Deep Learning Based Evaluation of Skeletal Maturation: A Comparative Analysis of Five Hand-Wrist Methods


TENTAŞ S., ÖZDEN S.

Orthodontics and Craniofacial Research, cilt.28, sa.6, ss.943-954, 2025 (SCI-Expanded, Scopus) identifier identifier

  • Yayın Türü: Makale / Tam Makale
  • Cilt numarası: 28 Sayı: 6
  • Basım Tarihi: 2025
  • Doi Numarası: 10.1111/ocr.70008
  • Dergi Adı: Orthodontics and Craniofacial Research
  • Derginin Tarandığı İndeksler: Science Citation Index Expanded (SCI-EXPANDED), Scopus, CAB Abstracts, CINAHL, MEDLINE
  • Sayfa Sayıları: ss.943-954
  • Anahtar Kelimeler: artificial intelligence, bone age, deep learning, skeletal maturation
  • İnönü Üniversitesi Adresli: Evet

Özet

Objective: The study aims to evaluate the effectiveness of deep learning algorithms in skeletal age estimation by comparing the diagnostic reliability of five different hand-wrist maturation (HWM) assessment methods. Materials and Methods: A total of 6572 hand-wrist radiographs from orthodontic patients aged 8–16 years were retrospectively analysed. Radiographs were categorised into five groups based on HWM classification methods: (I) Björk's nine-stage, (II) Hägg and Taranger's five-stage, (III) Chapman's four-stage, (IV) three-stage hook of hamate ossification based and (V) simplified three-stage Björk's classification based.
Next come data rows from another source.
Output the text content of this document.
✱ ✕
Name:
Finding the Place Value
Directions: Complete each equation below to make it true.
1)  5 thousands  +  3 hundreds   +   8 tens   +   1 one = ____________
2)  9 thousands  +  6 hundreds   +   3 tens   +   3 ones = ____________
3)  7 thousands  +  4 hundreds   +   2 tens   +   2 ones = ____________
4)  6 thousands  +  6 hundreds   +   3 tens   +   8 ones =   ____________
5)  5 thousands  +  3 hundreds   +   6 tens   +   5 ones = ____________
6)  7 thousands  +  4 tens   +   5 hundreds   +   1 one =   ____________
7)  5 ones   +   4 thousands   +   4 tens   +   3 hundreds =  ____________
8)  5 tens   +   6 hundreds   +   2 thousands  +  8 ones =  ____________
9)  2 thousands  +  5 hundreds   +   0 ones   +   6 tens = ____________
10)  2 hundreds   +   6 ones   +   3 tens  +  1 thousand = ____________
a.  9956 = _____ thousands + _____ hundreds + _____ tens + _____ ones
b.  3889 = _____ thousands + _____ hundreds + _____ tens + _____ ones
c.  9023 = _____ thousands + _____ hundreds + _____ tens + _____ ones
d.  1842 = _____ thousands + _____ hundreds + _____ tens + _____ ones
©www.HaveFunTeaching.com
YOLOv8x-based deep learning models were trained separately for each group. The dataset was split into training, validation and test subsets. Performance was evaluated using accuracy, precision, recall, F1 score and AUC metrics. Results: The YOLOv8x-cls model demonstrated high classification performance across all five groups. Group IV and Group II achieved the highest accuracy and F1 scores, with average F1 values of 0.99 and 0.96, respectively. Group III and Group V also showed strong performance (F1 = 0.93 and 0.92). In Group I, slightly lower classification performance was observed in the S-H2 and MP3-Cap stages (F1 = 0.72–0.74), which correspond to the pubertal growth peak, while early and late skeletal maturation stages were classified with high accuracy and F1 scores. ROC curve analysis further supported these findings, with AUC values for MP3-Cap and S-H2 recorded as 0.70 and 0.75, respectively, whereas higher AUC values were achieved in most other stages across all groups. Conclusion: Deep learning models proved effective in evaluating skeletal maturation across five different HWM methods. Particularly high performance was observed in anatomically distinct regions such as the MP3, adductor sesamoid and hamate bone, which can be reliably identified by general dentists, enabling earlier referrals and timely orthodontic interventions.